Certains bénéfices avaient été acquis par simonie. Le droit d'asile était un privilège que Mauclerc contestait particulièrement; on appelait minihi (mot celtique dont l'origine a été très discutée), tout lieu de refuge, autour d'une église ou aux environs d'une abbaye; les plus célèbres furent ceux de Tréguier et de Saint-Malo : il existe encore une paroisse du nom de Minic'hi, dans l'ancien diocèse trécorrois, aux portes de Tréguier. C'est avec les évêques de Nantes et de Dol que Pierre Mauclerc eut d'abord maille à partir; celui de Nantes réclamait contre une violation de ses propres domaines; il se trouva que des fortifications établies en toute hâte, jusque sur les terres épiscopales, délivrèrent la ville d'une invasion anglaise; l'événement donna raison au duc d'avoir passé outre à ces réclamations. Pierre de Dreux n'était pas homme à s'arrêter en pareil chemin. Il convoqua une assemblée des États, et parvint à organiser une coalition des barons contre le clergé, il avait été déjà excommunié par l'évêque de Rennes; d'autres excommunications vinrent le frapper, sans qu'il en prit souci. Son but était d'abaisser le clergé, dont l'influence le gênait, puis de soumettre la noblesse, dont les révoltes mettaient constamment en péril le pouvoir ducal.
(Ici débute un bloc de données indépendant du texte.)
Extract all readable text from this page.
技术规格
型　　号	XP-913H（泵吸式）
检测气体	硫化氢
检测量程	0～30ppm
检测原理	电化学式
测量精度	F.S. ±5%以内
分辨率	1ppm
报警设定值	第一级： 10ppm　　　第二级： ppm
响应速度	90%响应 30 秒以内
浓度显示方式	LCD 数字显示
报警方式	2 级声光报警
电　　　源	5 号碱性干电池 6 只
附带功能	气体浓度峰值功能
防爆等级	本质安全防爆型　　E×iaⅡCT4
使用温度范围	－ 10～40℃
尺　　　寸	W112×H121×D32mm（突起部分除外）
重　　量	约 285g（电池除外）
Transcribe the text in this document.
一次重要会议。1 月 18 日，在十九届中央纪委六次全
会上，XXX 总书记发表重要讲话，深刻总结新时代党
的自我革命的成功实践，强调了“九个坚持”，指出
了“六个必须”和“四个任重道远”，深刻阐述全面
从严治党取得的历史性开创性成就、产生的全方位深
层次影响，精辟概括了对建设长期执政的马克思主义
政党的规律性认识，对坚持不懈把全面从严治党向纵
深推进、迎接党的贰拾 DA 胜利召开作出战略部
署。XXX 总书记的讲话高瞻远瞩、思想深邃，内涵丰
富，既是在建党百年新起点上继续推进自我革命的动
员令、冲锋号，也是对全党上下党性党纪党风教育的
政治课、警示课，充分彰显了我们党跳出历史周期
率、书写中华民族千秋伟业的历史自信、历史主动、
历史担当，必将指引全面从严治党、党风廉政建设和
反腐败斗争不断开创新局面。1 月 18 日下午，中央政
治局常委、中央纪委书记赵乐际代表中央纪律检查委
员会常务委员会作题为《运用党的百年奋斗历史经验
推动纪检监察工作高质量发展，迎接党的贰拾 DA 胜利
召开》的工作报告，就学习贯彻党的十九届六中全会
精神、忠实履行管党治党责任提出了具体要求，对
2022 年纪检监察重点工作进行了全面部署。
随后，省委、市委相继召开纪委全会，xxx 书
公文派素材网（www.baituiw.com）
Il était surtout inquiété par la maison de Penthièvre, qui représentait la branche cadette de la famille régnante. Mauclerc sut habilement semer la division entre tous ces princes rivaux. Il s'ensuivit une révolte du vicomte de Léon; la guerre éclata, dans laquelle le duc finit par l'emporter, et la bataille de Châteaubriant (1223) fut suivie d'une assez langue paix à l'intérieur. 

Peu après, Pierre de Dreux restait veuf, avec un fils en bas âge; il cessait d'être le duc légitime, et il devenait le régent ou l'administrateur du duché, pendant la minorité. Pour distraire les nobles de cette question d'héritage, il les entraina bientôt dans une guerre contre les Anglais, dont les résultats furent sans importance, ensuite dans la croisade contre les Albigeois. A la mort de Louis VllI, il organisa une ligue contre la reine régente; Blanche de Castille déconcerta ses ennemis par sa diligence et sa fermeté; Pierre de Dreux signa un traité, dans lequel il reconnaissait la suprématie du parlement royal sur celui de Bretagne : c'était la deuxième fois que les concessions de Pierre de Dreux engageaient la Bretagne sous la suzeraineté du roi de France. Mais les traités et les alliances ne liaient pas Mauclerc pour longtemps.

Il organisa, avec Thibaut de Champagne, une nouvelle conjuration contre la régente; Pierre, comme chef du complot, était chargé d'enlever le jeune roi; mais Thibaut dénonça les conjurés à temps; de là, une guerre contre, la Champagne, qui fut envahie et ravagée : l'armée royale enfin battit les confédérés auprès de Troyes. Le duc de Bretagne qui n'espérait plus rentrer en grâce, se ligua de nouveau avec le duc de Guyenne, et fit même un un appel au roi d'Angleterre; il alla plus loin: il fit hommage de son duché à Henri III, comme à son suzerain. Cet acte fat jugé comme une félonie à la cour de France, qui déclara la guerre à Pierre de Dreux. La Bretagne, envahie par les armées françaises et occupée par les Anglais, fut ravagée pendant quatre ans; battus et mourant de faim, les Anglais purent à peine se rembarquer, laissant Mauclerc à la merci du roi de France. Pierre de Dreux se jeta aux pieds de Louis IX; celui-ci réclama un nouvel hommage pour le duché de Bretagne, puis exigea l'abdication de Mauclerc (1237) en faveur de son fils Jean.

Par  la suite, le prince découronné consacra son temps à la poésie, pour laquelle il avait un goût très vif, comme Thibaut de Champagne. Enfin, il partit pour la croisade, et, détail piquant, c'est à Pierre Mauclerc que le pape confia la direction de cette guerre. Il mourut à son retour de la Palestine, en 1250.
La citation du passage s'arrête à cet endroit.